A "cold opening" is TV-industry jargon for an introduction that lacks credits or titles. In other words, the show just starts, and they wait a few minutes to tell you what you're watching.

Lots of shows start this way -- Saturday Night Live is a good example. You're thrust into that introductory sketch without any indication that the show is starting, or that it's SNL that you're watching. Going from memory, I think Mission: Impossible and all the Star Treks have had cold openings as well.

It's not that they're trying to trick you or anything; it's just one option for how to start your show. The alternative is to open with credits, theme song, or announcer -- The Tonight Show and its ilk don't use cold openings, for example, and neither does The Simpsons.

There's probably some disgusting anatomy-related joke to be made here, but it eludes me.

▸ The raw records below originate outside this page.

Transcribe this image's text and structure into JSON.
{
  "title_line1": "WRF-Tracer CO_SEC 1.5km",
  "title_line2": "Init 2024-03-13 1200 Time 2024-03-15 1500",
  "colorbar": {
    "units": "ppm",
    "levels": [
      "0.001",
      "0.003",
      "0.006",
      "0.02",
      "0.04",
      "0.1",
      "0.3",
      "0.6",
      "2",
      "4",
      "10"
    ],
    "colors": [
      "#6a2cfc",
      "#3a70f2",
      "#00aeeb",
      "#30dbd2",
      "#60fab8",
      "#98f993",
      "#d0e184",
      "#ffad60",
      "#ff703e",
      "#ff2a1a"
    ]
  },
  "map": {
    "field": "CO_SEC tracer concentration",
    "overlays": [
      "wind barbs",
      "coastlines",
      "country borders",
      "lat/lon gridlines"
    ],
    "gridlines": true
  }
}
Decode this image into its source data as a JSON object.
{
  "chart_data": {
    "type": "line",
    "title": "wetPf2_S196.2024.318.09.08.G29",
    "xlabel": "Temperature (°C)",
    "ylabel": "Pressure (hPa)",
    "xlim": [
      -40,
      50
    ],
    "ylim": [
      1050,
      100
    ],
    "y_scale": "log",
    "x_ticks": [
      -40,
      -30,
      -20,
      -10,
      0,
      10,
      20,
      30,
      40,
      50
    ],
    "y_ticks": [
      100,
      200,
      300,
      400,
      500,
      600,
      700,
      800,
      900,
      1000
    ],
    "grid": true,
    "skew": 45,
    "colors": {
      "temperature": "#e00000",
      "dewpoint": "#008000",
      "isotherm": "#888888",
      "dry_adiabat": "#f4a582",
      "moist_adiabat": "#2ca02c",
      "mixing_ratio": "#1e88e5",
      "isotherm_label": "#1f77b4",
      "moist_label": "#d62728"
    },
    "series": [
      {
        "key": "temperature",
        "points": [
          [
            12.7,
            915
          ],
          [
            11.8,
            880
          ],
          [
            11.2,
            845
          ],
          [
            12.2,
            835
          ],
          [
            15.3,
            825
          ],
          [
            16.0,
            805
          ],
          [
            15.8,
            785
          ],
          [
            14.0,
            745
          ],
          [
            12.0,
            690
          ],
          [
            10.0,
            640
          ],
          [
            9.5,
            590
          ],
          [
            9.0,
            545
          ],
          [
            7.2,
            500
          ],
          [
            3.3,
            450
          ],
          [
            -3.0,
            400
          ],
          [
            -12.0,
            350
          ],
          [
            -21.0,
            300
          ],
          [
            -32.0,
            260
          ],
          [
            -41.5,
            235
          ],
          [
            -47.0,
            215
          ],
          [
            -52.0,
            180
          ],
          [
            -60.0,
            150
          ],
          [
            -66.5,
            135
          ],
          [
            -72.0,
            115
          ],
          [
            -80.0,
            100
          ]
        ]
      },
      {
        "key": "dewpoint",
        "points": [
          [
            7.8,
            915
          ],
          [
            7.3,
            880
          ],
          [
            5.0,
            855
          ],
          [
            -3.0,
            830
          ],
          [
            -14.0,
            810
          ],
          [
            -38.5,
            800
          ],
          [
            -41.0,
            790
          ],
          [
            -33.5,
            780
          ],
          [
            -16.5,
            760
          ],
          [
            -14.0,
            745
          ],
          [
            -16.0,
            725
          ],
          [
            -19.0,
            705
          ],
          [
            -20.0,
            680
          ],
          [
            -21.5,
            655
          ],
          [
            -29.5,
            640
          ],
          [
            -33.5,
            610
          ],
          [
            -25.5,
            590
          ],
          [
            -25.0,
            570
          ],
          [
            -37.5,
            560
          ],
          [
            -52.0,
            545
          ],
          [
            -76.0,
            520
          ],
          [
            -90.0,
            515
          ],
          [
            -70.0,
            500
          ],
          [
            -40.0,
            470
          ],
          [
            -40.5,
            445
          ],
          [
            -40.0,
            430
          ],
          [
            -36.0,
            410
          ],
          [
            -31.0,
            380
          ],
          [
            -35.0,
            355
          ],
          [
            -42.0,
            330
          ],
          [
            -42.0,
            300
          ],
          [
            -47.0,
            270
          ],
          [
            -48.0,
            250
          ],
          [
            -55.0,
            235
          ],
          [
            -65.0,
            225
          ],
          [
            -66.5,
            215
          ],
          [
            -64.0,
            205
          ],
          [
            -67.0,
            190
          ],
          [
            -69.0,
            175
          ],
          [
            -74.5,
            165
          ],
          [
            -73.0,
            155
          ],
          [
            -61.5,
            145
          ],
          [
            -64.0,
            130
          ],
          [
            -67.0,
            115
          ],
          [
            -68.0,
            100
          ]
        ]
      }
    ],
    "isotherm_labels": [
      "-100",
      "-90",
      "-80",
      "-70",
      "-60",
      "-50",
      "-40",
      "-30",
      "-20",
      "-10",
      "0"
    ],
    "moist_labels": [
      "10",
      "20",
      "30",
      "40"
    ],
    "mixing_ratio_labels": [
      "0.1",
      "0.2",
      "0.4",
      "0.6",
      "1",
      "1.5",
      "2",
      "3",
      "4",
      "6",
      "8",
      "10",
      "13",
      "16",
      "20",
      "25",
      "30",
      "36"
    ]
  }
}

The Cold Open is the part of a television program that occurs after the end of the preceding program and before the title card and/or opening credit sequence. The 'Cold' part comes from the fact that viewers watching them after the end of whatever program they were watching before are coming to the show with absolutely no information about what it is that they're looking at. Those first few seconds more or less determine if the show gets new viewers or not.

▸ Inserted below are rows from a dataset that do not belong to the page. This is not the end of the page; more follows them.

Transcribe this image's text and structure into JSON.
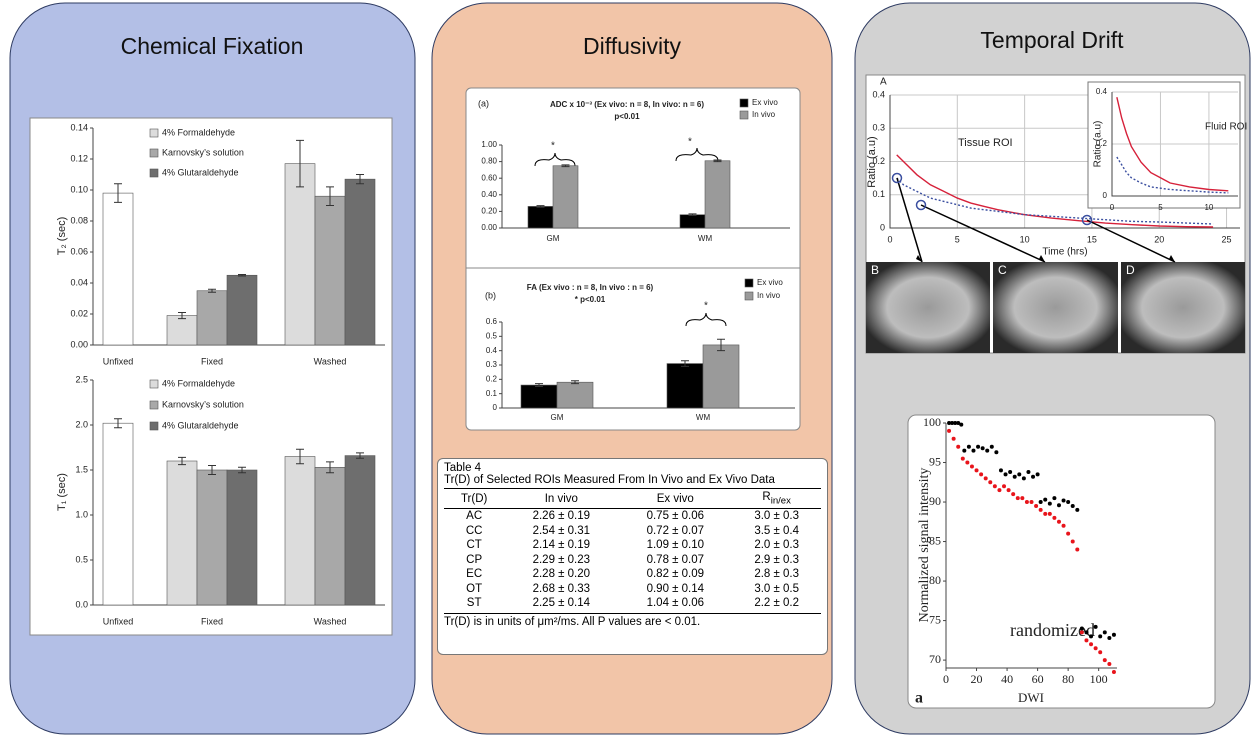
{
  "panels": [
    {
      "title": "Chemical Fixation"
    },
    {
      "title": "Diffusivity"
    },
    {
      "title": "Temporal Drift"
    }
  ],
  "chart_data": [
    {
      "type": "bar",
      "y_label": "T₂ (sec)",
      "categories": [
        "Unfixed",
        "Fixed",
        "Washed"
      ],
      "series": [
        {
          "color": "#ffffff",
          "values": [
            0.098,
            null,
            null
          ],
          "errors": [
            0.006,
            null,
            null
          ]
        },
        {
          "name": "4% Formaldehyde",
          "color": "#dcdcdc",
          "values": [
            null,
            0.019,
            0.117
          ],
          "errors": [
            null,
            0.002,
            0.015
          ]
        },
        {
          "name": "Karnovsky’s solution",
          "color": "#a8a8a8",
          "values": [
            null,
            0.035,
            0.096
          ],
          "errors": [
            null,
            0.001,
            0.006
          ]
        },
        {
          "name": "4% Glutaraldehyde",
          "color": "#6e6e6e",
          "values": [
            null,
            0.045,
            0.107
          ],
          "errors": [
            null,
            0.0005,
            0.003
          ]
        }
      ],
      "ylim": [
        0,
        0.14
      ],
      "yticks": [
        {
          "value": 0,
          "label": "0.00"
        },
        0.02,
        0.04,
        0.06,
        0.08,
        {
          "value": 0.1,
          "label": "0.10"
        },
        0.12,
        0.14
      ],
      "grid": false
    },
    {
      "type": "bar",
      "y_label": "T₁ (sec)",
      "categories": [
        "Unfixed",
        "Fixed",
        "Washed"
      ],
      "series": [
        {
          "color": "#ffffff",
          "values": [
            2.02,
            null,
            null
          ],
          "errors": [
            0.05,
            null,
            null
          ]
        },
        {
          "name": "4% Formaldehyde",
          "color": "#dcdcdc",
          "values": [
            null,
            1.6,
            1.65
          ],
          "errors": [
            null,
            0.04,
            0.08
          ]
        },
        {
          "name": "Karnovsky’s solution",
          "color": "#a8a8a8",
          "values": [
            null,
            1.5,
            1.53
          ],
          "errors": [
            null,
            0.05,
            0.06
          ]
        },
        {
          "name": "4% Glutaraldehyde",
          "color": "#6e6e6e",
          "values": [
            null,
            1.5,
            1.66
          ],
          "errors": [
            null,
            0.03,
            0.03
          ]
        }
      ],
      "ylim": [
        0,
        2.5
      ],
      "yticks": [
        {
          "value": 0,
          "label": "0.0"
        },
        0.5,
        {
          "value": 1,
          "label": "1.0"
        },
        1.5,
        {
          "value": 2,
          "label": "2.0"
        },
        2.5
      ],
      "grid": false
    },
    {
      "type": "bar",
      "panel_label": "(a)",
      "title": "ADC x 10⁻³ (Ex vivo: n = 8, In vivo: n = 6)",
      "subtitle": "p<0.01",
      "categories": [
        "GM",
        "WM"
      ],
      "series": [
        {
          "name": "Ex vivo",
          "color": "#000000",
          "values": [
            0.26,
            0.16
          ],
          "errors": [
            0.01,
            0.01
          ]
        },
        {
          "name": "In vivo",
          "color": "#9a9a9a",
          "values": [
            0.75,
            0.81
          ],
          "errors": [
            0.01,
            0.01
          ]
        }
      ],
      "annotations": [
        "*",
        "*"
      ],
      "ylim": [
        0,
        1
      ],
      "yticks": [
        {
          "value": 0,
          "label": "0.00"
        },
        {
          "value": 0.2,
          "label": "0.20"
        },
        {
          "value": 0.4,
          "label": "0.40"
        },
        {
          "value": 0.6,
          "label": "0.60"
        },
        {
          "value": 0.8,
          "label": "0.80"
        },
        {
          "value": 1,
          "label": "1.00"
        }
      ],
      "grid": false
    },
    {
      "type": "bar",
      "panel_label": "(b)",
      "title": "FA (Ex vivo : n = 8, In vivo : n = 6)",
      "subtitle": "* p<0.01",
      "categories": [
        "GM",
        "WM"
      ],
      "series": [
        {
          "name": "Ex vivo",
          "color": "#000000",
          "values": [
            0.16,
            0.31
          ],
          "errors": [
            0.01,
            0.02
          ]
        },
        {
          "name": "In vivo",
          "color": "#9a9a9a",
          "values": [
            0.18,
            0.44
          ],
          "errors": [
            0.01,
            0.04
          ]
        }
      ],
      "annotations": [
        "*"
      ],
      "ylim": [
        0,
        0.6
      ],
      "yticks": [
        0,
        0.1,
        0.2,
        0.3,
        0.4,
        0.5,
        0.6
      ],
      "grid": false
    },
    {
      "type": "line",
      "panel_label": "A",
      "x_label": "Time (hrs)",
      "y_label": "Ratio (a.u)",
      "annotations": [
        "Tissue ROI"
      ],
      "x": [
        0.5,
        1,
        2,
        3,
        4,
        5,
        6,
        7,
        8,
        10,
        12,
        14,
        16,
        18,
        20,
        22,
        24
      ],
      "series": [
        {
          "color": "#d6213a",
          "style": "solid",
          "values": [
            0.22,
            0.2,
            0.16,
            0.13,
            0.11,
            0.09,
            0.075,
            0.065,
            0.055,
            0.04,
            0.03,
            0.022,
            0.015,
            0.01,
            0.006,
            0.004,
            0.003
          ]
        },
        {
          "color": "#3b4fa0",
          "style": "dotted",
          "values": [
            0.15,
            0.13,
            0.11,
            0.09,
            0.08,
            0.07,
            0.06,
            0.055,
            0.05,
            0.04,
            0.035,
            0.03,
            0.025,
            0.02,
            0.018,
            0.015,
            0.012
          ]
        }
      ],
      "xlim": [
        0,
        26
      ],
      "xticks": [
        0,
        5,
        10,
        15,
        20,
        25
      ],
      "ylim": [
        0,
        0.4
      ],
      "yticks": [
        0,
        0.1,
        0.2,
        0.3,
        0.4
      ],
      "grid": true
    },
    {
      "type": "line",
      "y_label": "Ratio (a.u)",
      "annotations": [
        "Fluid ROI"
      ],
      "x": [
        0.5,
        1,
        1.5,
        2,
        3,
        4,
        5,
        6,
        8,
        10,
        12
      ],
      "series": [
        {
          "color": "#d6213a",
          "style": "solid",
          "values": [
            0.38,
            0.3,
            0.24,
            0.19,
            0.13,
            0.09,
            0.07,
            0.05,
            0.035,
            0.025,
            0.02
          ]
        },
        {
          "color": "#3b4fa0",
          "style": "dotted",
          "values": [
            0.15,
            0.12,
            0.09,
            0.07,
            0.05,
            0.035,
            0.03,
            0.025,
            0.02,
            0.015,
            0.012
          ]
        }
      ],
      "xlim": [
        0,
        13
      ],
      "xticks": [
        0,
        5,
        10
      ],
      "ylim": [
        0,
        0.4
      ],
      "yticks": [
        0,
        0.2,
        0.4
      ],
      "grid": true
    },
    {
      "type": "scatter",
      "panel_label": "a",
      "x_label": "DWI",
      "y_label": "Normalized signal intensity",
      "annotations": [
        "randomized"
      ],
      "series": [
        {
          "color": "#000000",
          "x": [
            2,
            4,
            6,
            8,
            10,
            12,
            15,
            18,
            21,
            24,
            27,
            30,
            33,
            36,
            39,
            42,
            45,
            48,
            51,
            54,
            57,
            60,
            62,
            65,
            68,
            71,
            74,
            77,
            80,
            83,
            86,
            89,
            92,
            95,
            98,
            101,
            104,
            107,
            110
          ],
          "y": [
            100,
            100,
            100,
            100,
            99.8,
            96.5,
            97,
            96.5,
            97,
            96.8,
            96.5,
            97,
            96.3,
            94,
            93.5,
            93.8,
            93.2,
            93.5,
            93,
            93.8,
            93.2,
            93.5,
            90,
            90.3,
            89.8,
            90.5,
            89.6,
            90.2,
            90,
            89.5,
            89,
            74,
            73.5,
            73,
            74.2,
            73,
            73.5,
            72.8,
            73.2
          ]
        },
        {
          "color": "#e8141b",
          "x": [
            2,
            5,
            8,
            11,
            14,
            17,
            20,
            23,
            26,
            29,
            32,
            35,
            38,
            41,
            44,
            47,
            50,
            53,
            56,
            59,
            62,
            65,
            68,
            71,
            74,
            77,
            80,
            83,
            86,
            89,
            92,
            95,
            98,
            101,
            104,
            107,
            110
          ],
          "y": [
            99,
            98,
            97,
            95.5,
            95,
            94.5,
            94,
            93.5,
            93,
            92.5,
            92,
            91.5,
            92,
            91.5,
            91,
            90.5,
            90.5,
            90,
            90,
            89.5,
            89,
            88.5,
            88.5,
            88,
            87.5,
            87,
            86,
            85,
            84,
            73.5,
            72.5,
            72,
            71.5,
            71,
            70,
            69.5,
            68.5
          ]
        }
      ],
      "xlim": [
        0,
        112
      ],
      "xticks": [
        0,
        20,
        40,
        60,
        80,
        100
      ],
      "ylim": [
        69,
        100
      ],
      "yticks": [
        70,
        75,
        80,
        85,
        90,
        95,
        100
      ],
      "grid": false
    }
  ],
  "image_labels": [
    "B",
    "C",
    "D"
  ],
  "table": {
    "caption": "Table 4",
    "title": "Tr(D) of Selected ROIs Measured From In Vivo and Ex Vivo Data",
    "columns": [
      "Tr(D)",
      "In vivo",
      "Ex vivo",
      "R"
    ],
    "r_subscript": "in/ex",
    "rows": [
      [
        "AC",
        "2.26 ± 0.19",
        "0.75 ± 0.06",
        "3.0 ± 0.3"
      ],
      [
        "CC",
        "2.54 ± 0.31",
        "0.72 ± 0.07",
        "3.5 ± 0.4"
      ],
      [
        "CT",
        "2.14 ± 0.19",
        "1.09 ± 0.10",
        "2.0 ± 0.3"
      ],
      [
        "CP",
        "2.29 ± 0.23",
        "0.78 ± 0.07",
        "2.9 ± 0.3"
      ],
      [
        "EC",
        "2.28 ± 0.20",
        "0.82 ± 0.09",
        "2.8 ± 0.3"
      ],
      [
        "OT",
        "2.68 ± 0.33",
        "0.90 ± 0.14",
        "3.0 ± 0.5"
      ],
      [
        "ST",
        "2.25 ± 0.14",
        "1.04 ± 0.06",
        "2.2 ± 0.2"
      ]
    ],
    "footnote": "Tr(D) is in units of μm²/ms. All P values are < 0.01."
  }
}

On a thematic level, a Cold Open serves to drop viewers straight into the action without having them watch a title sequence. It's an effective way to give a story a running start, and it establishes the pacing for the rest of the program.

Cold Opens used to be less common occurrences than they are now, restricted to hour-long dramas that asked a more substantial investment of a viewer's attention. Nowadays you see them everywhere, and their proliferation has muted their effect somewhat.